Bu yüzden aydın ile ülke gerçeği hep çatışa gelen iki gerçek olmuştur. Özellikle çok kültürlü, çok dilli, çok dinli ülkelerde durum budur. Bilginlerin, yazarların,sanatçıların bir bölümü, Barres’ın tespit ettiği gibi şöyle düşünüyorlar: “Ülkemiz yanlış yapsa da doğru olduğunu düşünmemiz gerekir” diyerek açık açık yanlıştan yana tavır takınıyorlar. Rıza üretmeyen, halktan kopuk iktidarlar da bizi hep bunu yapmaya zorlarlar. Hatta iktidara yakın ya da yaranmak isteyen bazı “aydınlar” bununla da kalmayıp, kendi ülkeleriyle ilgili düşünce ve söz özgürlüğü taşıyanları “ulus haini” saymaktan geri durmamışlardır.
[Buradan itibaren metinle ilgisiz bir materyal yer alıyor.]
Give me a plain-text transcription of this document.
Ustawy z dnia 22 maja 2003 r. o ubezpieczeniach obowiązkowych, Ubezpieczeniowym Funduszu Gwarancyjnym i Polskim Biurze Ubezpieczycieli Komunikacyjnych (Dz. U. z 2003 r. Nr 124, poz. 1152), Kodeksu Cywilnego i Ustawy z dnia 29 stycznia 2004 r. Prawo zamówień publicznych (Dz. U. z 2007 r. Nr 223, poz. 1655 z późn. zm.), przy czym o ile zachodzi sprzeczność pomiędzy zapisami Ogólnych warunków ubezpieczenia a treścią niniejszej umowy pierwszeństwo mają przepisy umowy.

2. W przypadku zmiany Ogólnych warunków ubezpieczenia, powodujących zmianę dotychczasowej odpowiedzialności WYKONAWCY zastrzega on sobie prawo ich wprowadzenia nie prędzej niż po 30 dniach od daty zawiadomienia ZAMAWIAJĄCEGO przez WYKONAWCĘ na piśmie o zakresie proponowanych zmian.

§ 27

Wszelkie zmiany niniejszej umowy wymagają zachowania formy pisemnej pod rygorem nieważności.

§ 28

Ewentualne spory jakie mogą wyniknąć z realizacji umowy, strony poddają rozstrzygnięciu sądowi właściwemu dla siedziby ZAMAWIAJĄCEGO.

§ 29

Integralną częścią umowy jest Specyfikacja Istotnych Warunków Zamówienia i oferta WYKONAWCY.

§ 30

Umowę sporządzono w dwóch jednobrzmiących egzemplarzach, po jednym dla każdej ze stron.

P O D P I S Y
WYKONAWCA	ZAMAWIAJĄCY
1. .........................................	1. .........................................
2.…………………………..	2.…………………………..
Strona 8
Bu durumun en çarpıcı yaşandığı ülkelerden biri de Türkiye’dir. Kongar, “Bu ülkede ‘hain’ olmak istemiyorsanız, evrensel ölçülere göre aydın olmaktan vazgeçmeniz gerekir” derken, aslında önemli bir gerçeği dile getirmiştir. Aziz Nesin, “Ah Biz Ödlek Aydınlar” adlı kitabında Türkiye’deki kimi aydınları kısa görüşlü, gönlüne göre gerekçe uyduran ve ödlek olarak nitelendiriyor.
Günümüze gelirsek Türkiye’de iktidar bir süredir hukuku araçsallaştırarak muhaliflerini sindirmeye ve susturmaya çalışıyor. CHP’nin Cumhurbaşkanı adayı İmamoğlu başta olmak üzere, parti başkanları Demirtaş, Yüksekdağ, Özdağ, belediye başkanları (Özer, Akpolat, Köseler, Çalık, Şahan), milletvekili Can Atalay, siyasetçiler, gazeteciler, Gezi tutukluları (T. Kahraman, A. Barım, O. Kavala, Ç. Mater, M. Özderen ve birçoğu) aydınlar, yazarlar hapiste.
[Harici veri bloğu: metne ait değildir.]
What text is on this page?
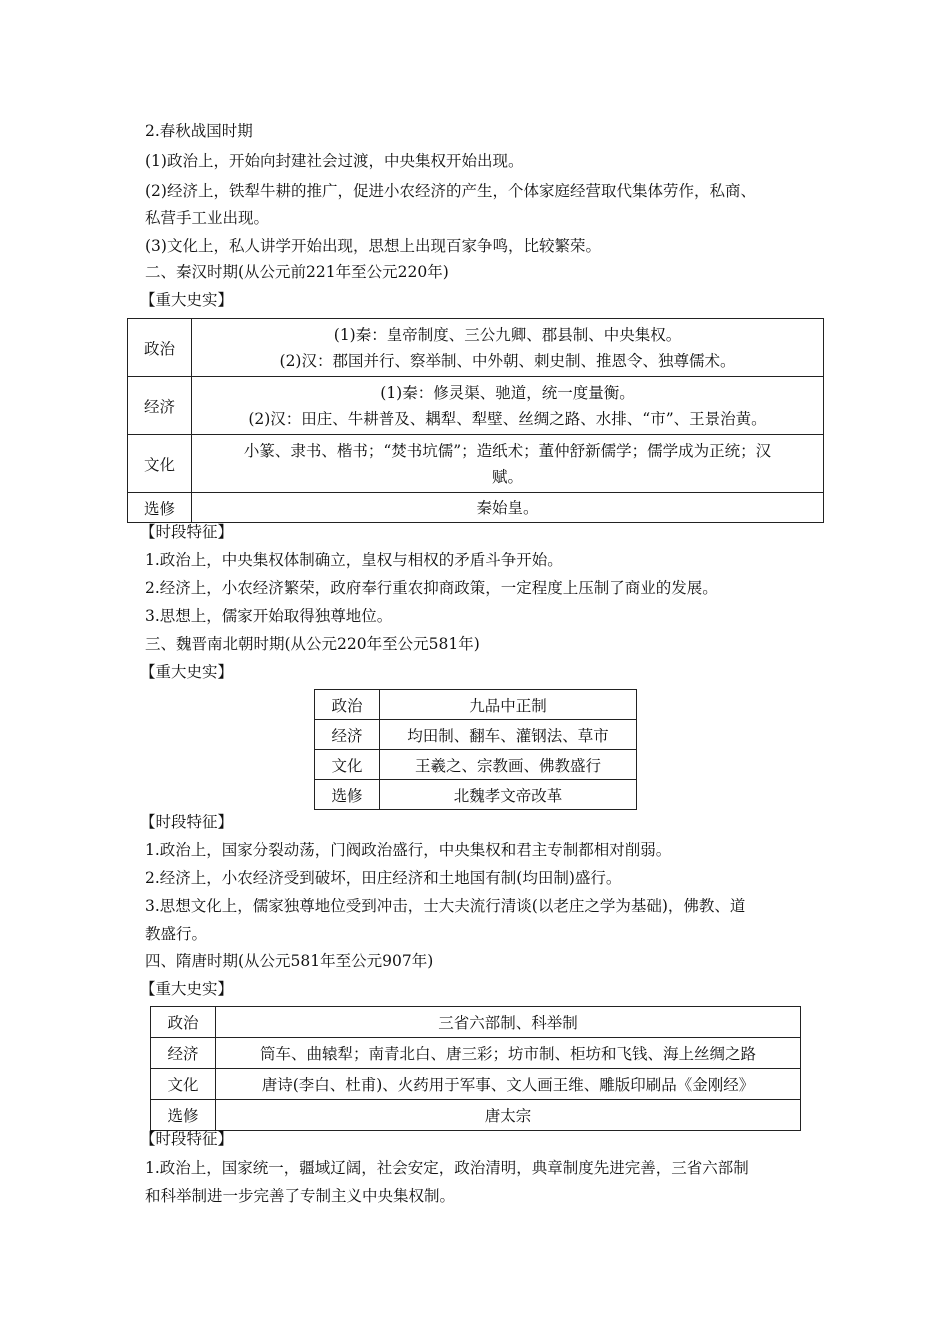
2.春秋战国时期
(1)政治上，开始向封建社会过渡，中央集权开始出现。
(2)经济上，铁犁牛耕的推广，促进小农经济的产生，个体家庭经营取代集体劳作，私商、
私营手工业出现。
(3)文化上，私人讲学开始出现，思想上出现百家争鸣，比较繁荣。
二、秦汉时期(从公元前221年至公元220年)
【重大史实】
政治	(1)秦：皇帝制度、三公九卿、郡县制、中央集权。
(2)汉：郡国并行、察举制、中外朝、刺史制、推恩令、独尊儒术。

经济	(1)秦：修灵渠、驰道，统一度量衡。
(2)汉：田庄、牛耕普及、耦犁、犁壁、丝绸之路、水排、“市”、王景治黄。

文化	小篆、隶书、楷书；“焚书坑儒”；造纸术；董仲舒新儒学；儒学成为正统；汉
赋。

选修	秦始皇。
【时段特征】
1.政治上，中央集权体制确立，皇权与相权的矛盾斗争开始。
2.经济上，小农经济繁荣，政府奉行重农抑商政策，一定程度上压制了商业的发展。
3.思想上，儒家开始取得独尊地位。
三、魏晋南北朝时期(从公元220年至公元581年)
【重大史实】
政治	九品中正制
经济	均田制、翻车、灌钢法、草市
文化	王羲之、宗教画、佛教盛行
选修	北魏孝文帝改革
【时段特征】
1.政治上，国家分裂动荡，门阀政治盛行，中央集权和君主专制都相对削弱。
2.经济上，小农经济受到破坏，田庄经济和土地国有制(均田制)盛行。
3.思想文化上，儒家独尊地位受到冲击，士大夫流行清谈(以老庄之学为基础)，佛教、道
教盛行。
四、隋唐时期(从公元581年至公元907年)
【重大史实】
政治	三省六部制、科举制
经济	筒车、曲辕犁；南青北白、唐三彩；坊市制、柜坊和飞钱、海上丝绸之路
文化	唐诗(李白、杜甫)、火药用于军事、文人画王维、雕版印刷品《金刚经》
选修	唐太宗
【时段特征】
1.政治上，国家统一，疆域辽阔，社会安定，政治清明，典章制度先进完善，三省六部制
和科举制进一步完善了专制主义中央集权制。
Bir tarafta toplumsal barıştan bahsedip öte yandan siyasileri, halkın seçtiği belediye başkanlarını cezaevine doldurmakla nasıl toplumsal barış sağlanacak? Bu mümkün mü?
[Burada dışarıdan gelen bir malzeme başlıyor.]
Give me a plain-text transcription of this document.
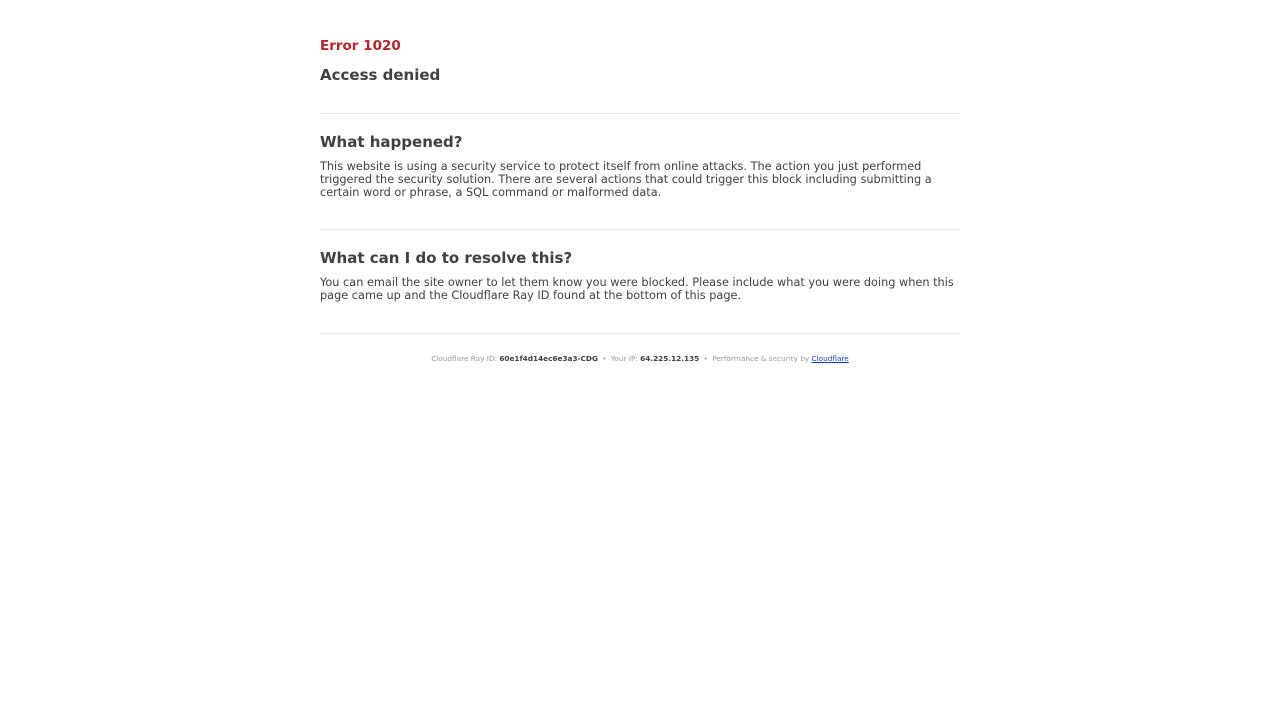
Error 1020
Access denied
What happened?

This website is using a security service to protect itself from online attacks. The action you just performed triggered the security solution. There are several actions that could trigger this block including submitting a certain word or phrase, a SQL command or malformed data.

What can I do to resolve this?

You can email the site owner to let them know you were blocked. Please include what you were doing when this page came up and the Cloudflare Ray ID found at the bottom of this page.

Cloudflare Ray ID: 60e1f4d14ec6e3a3-CDG • Your IP: 64.225.12.135 • Performance & security by Cloudflare
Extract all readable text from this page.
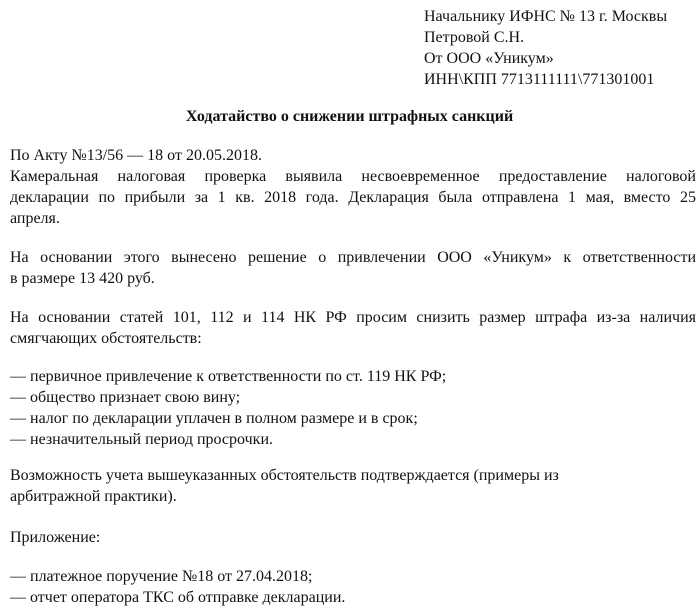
Начальнику ИФНС № 13 г. Москвы
Петровой С.Н.
От ООО «Уникум»
ИНН\КПП 7713111111\771301001
Ходатайство о снижении штрафных санкций
По Акту №13/56 — 18 от 20.05.2018.
Камеральная налоговая проверка выявила несвоевременное предоставление налоговой
декларации по прибыли за 1 кв. 2018 года. Декларация была отправлена 1 мая, вместо 25
апреля.
На основании этого вынесено решение о привлечении ООО «Уникум» к ответственности
в размере 13 420 руб.
На основании статей 101, 112 и 114 НК РФ просим снизить размер штрафа из-за наличия
смягчающих обстоятельств:
— первичное привлечение к ответственности по ст. 119 НК РФ;
— общество признает свою вину;
— налог по декларации уплачен в полном размере и в срок;
— незначительный период просрочки.
Возможность учета вышеуказанных обстоятельств подтверждается (примеры из
арбитражной практики).
Приложение:
— платежное поручение №18 от 27.04.2018;
— отчет оператора ТКС об отправке декларации.
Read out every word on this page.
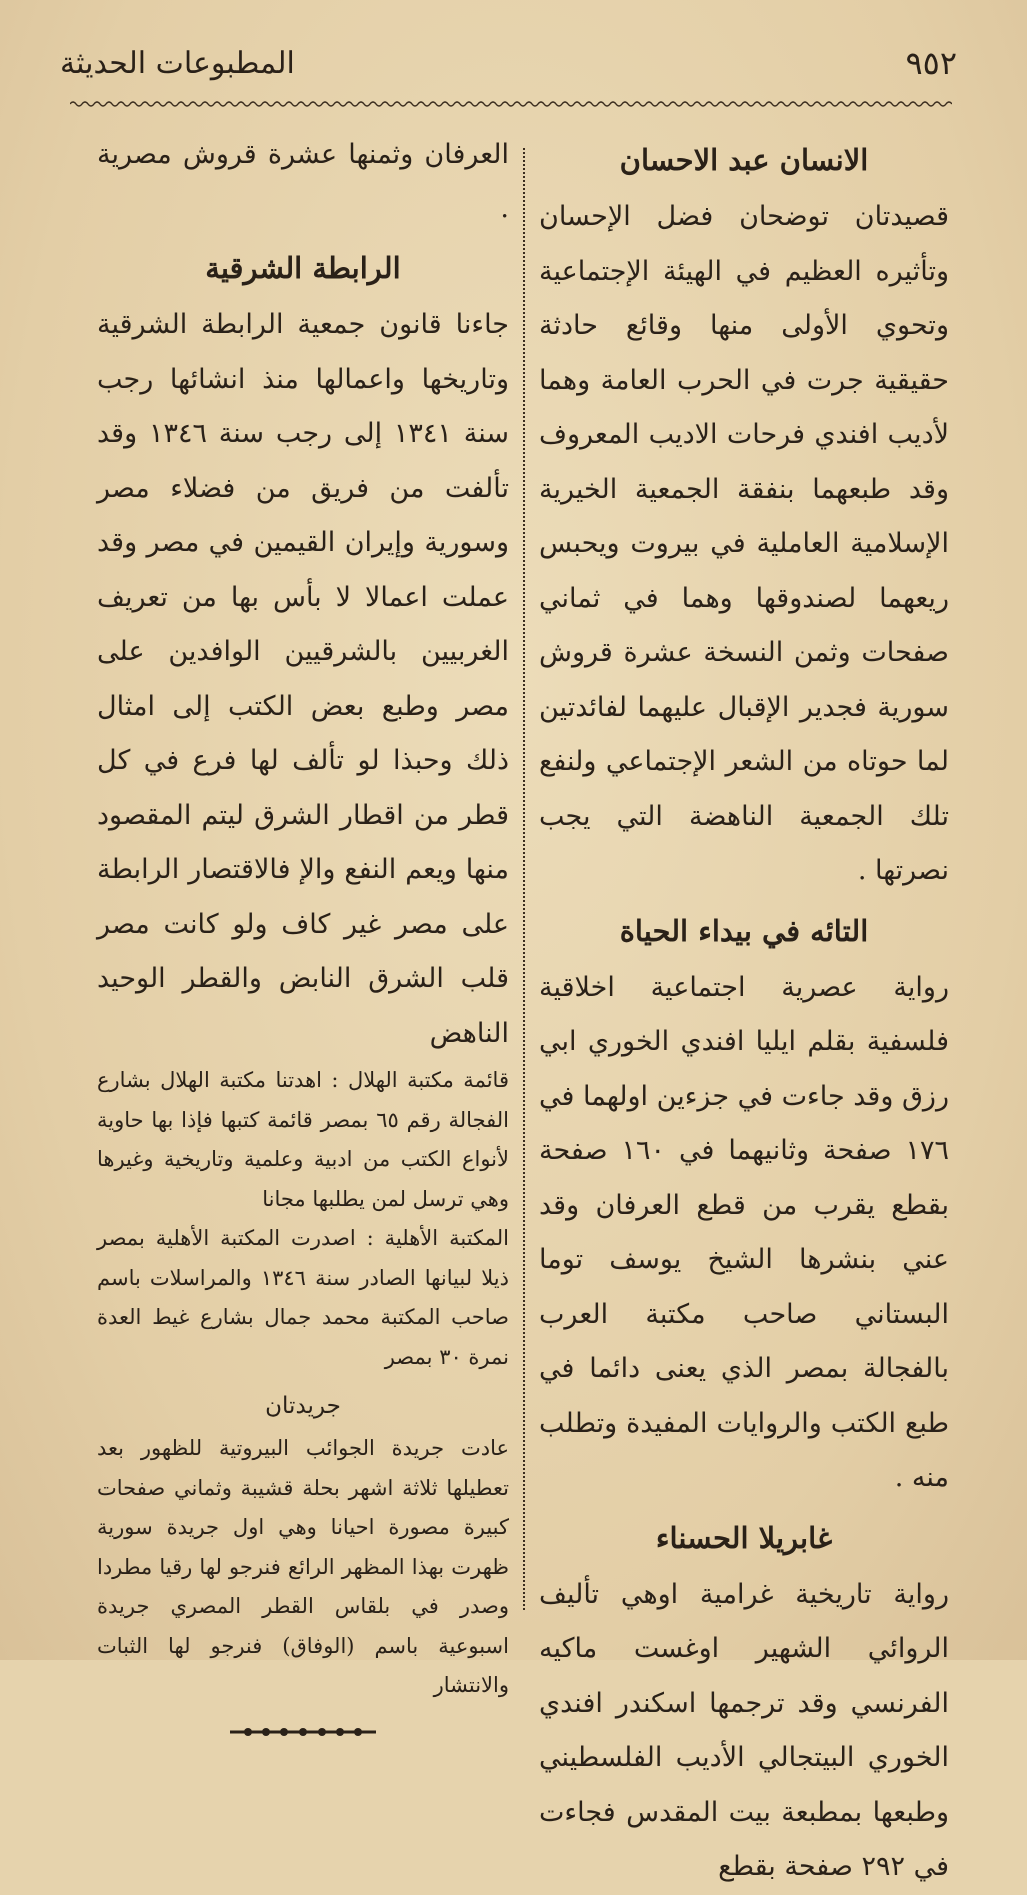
٩٥٢
المطبوعات الحديثة
الانسان عبد الاحسان

قصيدتان توضحان فضل الإحسان وتأثيره العظيم في الهيئة الإجتماعية وتحوي الأولى منها وقائع حادثة حقيقية جرت في الحرب العامة وهما لأديب افندي فرحات الاديب المعروف وقد طبعهما بنفقة الجمعية الخيرية الإسلامية العاملية في بيروت ويحبس ريعهما لصندوقها وهما في ثماني صفحات وثمن النسخة عشرة قروش سورية فجدير الإقبال عليهما لفائدتين لما حوتاه من الشعر الإجتماعي ولنفع تلك الجمعية الناهضة التي يجب نصرتها .

التائه في بيداء الحياة

رواية عصرية اجتماعية اخلاقية فلسفية بقلم ايليا افندي الخوري ابي رزق وقد جاءت في جزءين اولهما في ١٧٦ صفحة وثانيهما في ١٦٠ صفحة بقطع يقرب من قطع العرفان وقد عني بنشرها الشيخ يوسف توما البستاني صاحب مكتبة العرب بالفجالة بمصر الذي يعنى دائما في طبع الكتب والروايات المفيدة وتطلب منه .

غابريلا الحسناء

رواية تاريخية غرامية اوهي تأليف الروائي الشهير اوغست ماكيه الفرنسي وقد ترجمها اسكندر افندي الخوري البيتجالي الأديب الفلسطيني وطبعها بمطبعة بيت المقدس فجاءت في ٢٩٢ صفحة بقطع

العرفان وثمنها عشرة قروش مصرية .

الرابطة الشرقية

جاءنا قانون جمعية الرابطة الشرقية وتاريخها واعمالها منذ انشائها رجب سنة ١٣٤١ إلى رجب سنة ١٣٤٦ وقد تألفت من فريق من فضلاء مصر وسورية وإيران القيمين في مصر وقد عملت اعمالا لا بأس بها من تعريف الغربيين بالشرقيين الوافدين على مصر وطبع بعض الكتب إلى امثال ذلك وحبذا لو تألف لها فرع في كل قطر من اقطار الشرق ليتم المقصود منها ويعم النفع والإ فالاقتصار الرابطة على مصر غير كاف ولو كانت مصر قلب الشرق النابض والقطر الوحيد الناهض

قائمة مكتبة الهلال : اهدتنا مكتبة الهلال بشارع الفجالة رقم ٦٥ بمصر قائمة كتبها فإذا بها حاوية لأنواع الكتب من ادبية وعلمية وتاريخية وغيرها وهي ترسل لمن يطلبها مجانا

المكتبة الأهلية : اصدرت المكتبة الأهلية بمصر ذيلا لبيانها الصادر سنة ١٣٤٦ والمراسلات باسم صاحب المكتبة محمد جمال بشارع غيط العدة نمرة ٣٠ بمصر

جريدتان

عادت جريدة الجوائب البيروتية للظهور بعد تعطيلها ثلاثة اشهر بحلة قشيبة وثماني صفحات كبيرة مصورة احيانا وهي اول جريدة سورية ظهرت بهذا المظهر الرائع فنرجو لها رقيا مطردا وصدر في بلقاس القطر المصري جريدة اسبوعية باسم (الوفاق) فنرجو لها الثبات والانتشار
Bu tablo nasıl bir dönemden geçtiğimizin resmidir aynı zamanda. Tarih buna susanları ülkelerine karşı sorumluluklarını yerine getirmemiş olmakla kaydedecektir. Nihayet her şey biter, geriye hikayesi kalır aydının. Tarihte haksızlık karşısında susmak aydın için en büyük utanç sayılmıştır.
O nedenle insanın aklına ister istemez şu soru geliyor: şimdi değilse ne zaman, sen değilsen kim ses verecektir?
ZOLA’NIN ÇIKIŞI
13 Ocak 1898 tarihinde Emile Zola hapsedilmeyi ve yurdundan sürülmeyi göze alarak ünlü “İtham Ediyorum” makalesini yayımladı. Zola bu makalesinde Fransa’da Yahudi kökeninden dolayı casuslukla suçlanan ve 1895 yılında haksız yere kürek mahkûmiyetine çarptırılan yüzbaşı Alfred Dreyfus’un aklanmasını istiyordu. Bu amaçla ordu ve adalet bünyesinde kurulmuş olan komployu her türlü riski göze alarak teşhir ediyor, dönemin cumhurbaşkanının şahsını hedef alarak itham ediyordu.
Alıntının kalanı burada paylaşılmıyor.